Tuesday, September 23, 2014

Prosser and his Influence // Abraham and White

William L. Prosser

Kenneth S. Abraham and G. Edward White have done us the favor of assessing “Prosser and his Influence”.  Prosser is, of course, William Prosser - the legendary torts treatise writer and ALI 2d Restatement of Torts Reporter.  After a brief biographical sketch (he was no charmer and no progressive) the Virginia law professors analyze the strategy and style of Prosser’s torts treatise as a window on his outsized influence on the law.   Abraham and White identify a method that could be called “boldly asserted, plausibly maintained”.
By identifying “emerging trends” in the law - such as the torts of invasion of privacy and intentional infliction of emotional distress (IIED) - Prosser sought to give doctrinal coherence to the cacophony of tort law.  The project was welcomed by lawyers who saw opportunities to explain and advance the law by doctrinal argument.  This was a much more promising tool than the anarchy offered by Legal Realists who saw only contending forces rather than logical development in the law.  His assertions often had less support than his confident but carefully qualified language suggested.  But he was perspicacious in many respects about how the law would develop.  Prosser’s recognition - and advocacy - of the torts of IIED and breach of privacy laid the foundation for important developments in recognition of dignitary harms, such as the concept of the “hostile environment” in workplace discrimination actions brought by women and ethnic minorities.  - gwc

Prosser and His Influence

http://ssrn.com/abstract=2484043

Kenneth S. Abraham 

 

University of Virginia School of Law

G. Edward White 

 

University of Virginia School of Law 

August 20, 2014

Journal of Tort Law, Forthcoming 
Virginia Public Law and Legal Theory Research Paper No. 2014-51 

Abstract:      

This Article focuses on the rhetorical strategies employed by William L. Prosser in presenting overviews of tort law doctrines in his celebrated Handbook of the Law of Torts, which was first published in 1941 and went through three additional editions between that date and 1971. We devote special attention to Prosser’s treatment of two relatively novel actions, intentional infliction of emotional distress and privacy, in which Prosser’s conceptualization of the elements and scope of each of the actions was influential in their adoption by numerous jurisdictions.

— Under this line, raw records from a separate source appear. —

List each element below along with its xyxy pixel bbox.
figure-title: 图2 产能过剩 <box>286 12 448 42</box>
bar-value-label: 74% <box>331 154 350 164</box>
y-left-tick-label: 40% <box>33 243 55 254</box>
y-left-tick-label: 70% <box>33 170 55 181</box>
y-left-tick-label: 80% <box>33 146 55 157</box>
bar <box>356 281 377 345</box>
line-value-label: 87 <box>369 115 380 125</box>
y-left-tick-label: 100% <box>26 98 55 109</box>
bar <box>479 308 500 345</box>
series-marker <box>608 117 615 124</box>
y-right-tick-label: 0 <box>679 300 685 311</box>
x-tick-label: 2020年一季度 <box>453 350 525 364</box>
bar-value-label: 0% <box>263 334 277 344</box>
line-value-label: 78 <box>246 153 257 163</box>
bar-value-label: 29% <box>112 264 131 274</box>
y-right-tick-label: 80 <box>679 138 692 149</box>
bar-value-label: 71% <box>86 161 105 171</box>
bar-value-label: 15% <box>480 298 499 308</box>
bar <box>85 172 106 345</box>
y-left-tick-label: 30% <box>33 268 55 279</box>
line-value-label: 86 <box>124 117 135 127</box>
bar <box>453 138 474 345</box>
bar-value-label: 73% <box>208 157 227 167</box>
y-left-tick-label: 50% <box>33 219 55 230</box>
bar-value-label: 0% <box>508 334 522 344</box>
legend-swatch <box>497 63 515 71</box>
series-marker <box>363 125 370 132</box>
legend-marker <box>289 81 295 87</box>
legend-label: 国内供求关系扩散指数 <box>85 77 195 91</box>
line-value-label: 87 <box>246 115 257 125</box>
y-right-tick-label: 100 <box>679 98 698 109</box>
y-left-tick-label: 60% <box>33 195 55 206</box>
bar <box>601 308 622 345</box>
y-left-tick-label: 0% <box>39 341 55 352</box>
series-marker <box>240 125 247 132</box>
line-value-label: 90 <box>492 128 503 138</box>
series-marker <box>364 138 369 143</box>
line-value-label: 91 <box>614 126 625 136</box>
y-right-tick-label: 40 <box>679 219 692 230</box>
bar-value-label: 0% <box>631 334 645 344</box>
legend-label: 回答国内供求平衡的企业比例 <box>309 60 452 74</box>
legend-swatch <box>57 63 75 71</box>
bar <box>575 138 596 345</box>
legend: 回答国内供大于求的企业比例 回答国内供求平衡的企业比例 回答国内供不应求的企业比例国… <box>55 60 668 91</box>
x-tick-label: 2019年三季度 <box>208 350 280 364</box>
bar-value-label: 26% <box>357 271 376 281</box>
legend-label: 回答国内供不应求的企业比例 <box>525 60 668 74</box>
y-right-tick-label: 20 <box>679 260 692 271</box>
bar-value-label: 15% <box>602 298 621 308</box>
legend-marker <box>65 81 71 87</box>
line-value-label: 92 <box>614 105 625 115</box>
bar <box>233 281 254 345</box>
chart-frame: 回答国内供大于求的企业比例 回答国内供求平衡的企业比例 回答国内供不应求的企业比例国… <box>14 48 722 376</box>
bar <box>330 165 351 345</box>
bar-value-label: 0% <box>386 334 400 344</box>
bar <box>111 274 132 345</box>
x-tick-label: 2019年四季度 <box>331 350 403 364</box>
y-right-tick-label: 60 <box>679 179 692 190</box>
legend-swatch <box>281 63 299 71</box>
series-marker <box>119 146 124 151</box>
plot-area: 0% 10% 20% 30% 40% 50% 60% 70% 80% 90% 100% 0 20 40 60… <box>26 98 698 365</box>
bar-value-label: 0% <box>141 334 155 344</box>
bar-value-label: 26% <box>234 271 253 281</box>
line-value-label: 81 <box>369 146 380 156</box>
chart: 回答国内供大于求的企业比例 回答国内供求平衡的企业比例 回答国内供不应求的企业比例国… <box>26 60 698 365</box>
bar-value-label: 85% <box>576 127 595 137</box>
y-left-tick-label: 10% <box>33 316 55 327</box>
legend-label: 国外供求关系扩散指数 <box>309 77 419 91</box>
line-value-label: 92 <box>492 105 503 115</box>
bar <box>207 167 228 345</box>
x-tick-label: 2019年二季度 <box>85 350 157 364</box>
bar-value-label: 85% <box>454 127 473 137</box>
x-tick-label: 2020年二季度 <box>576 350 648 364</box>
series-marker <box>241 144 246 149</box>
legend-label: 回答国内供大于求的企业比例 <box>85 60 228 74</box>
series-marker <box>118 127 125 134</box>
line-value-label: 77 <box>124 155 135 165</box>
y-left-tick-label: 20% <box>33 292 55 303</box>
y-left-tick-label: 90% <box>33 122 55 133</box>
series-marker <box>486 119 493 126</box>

We also explore the sources of Prosser’s influence among his contemporaries in the legal profession in the three decades beginning in the 1940s. Prosser was unquestionably the leading torts scholar of his time: his Handbook was regarded as the authoritative torts treatise of his day, his Torts casebook was the most widely adopted in the nation, and he was the principal Reporter for the Second Restatement of Torts, which was first published in 1965. We survey the reaction of reviewers to the first edition of his treatise, which was uniformly favorable, serving to establish Prosser’s Handbook as the equivalent of a masterpiece. We also attempt to demonstrate, through a close reading of the paragraphs in which Prosser sought to make generalizations about tort doctrines, the way in which he sought to create an impression of doctrinal order that was not quite consistent with the cases he cited as support for his doctrinal propositions. Finally, we contrast the implicit criteria for scholarly visibility and influence under which Prosser forged his reputation with the quite different criteria operating in the contemporary legal academy, and seek to provide explanations for the origins of those sources of influence.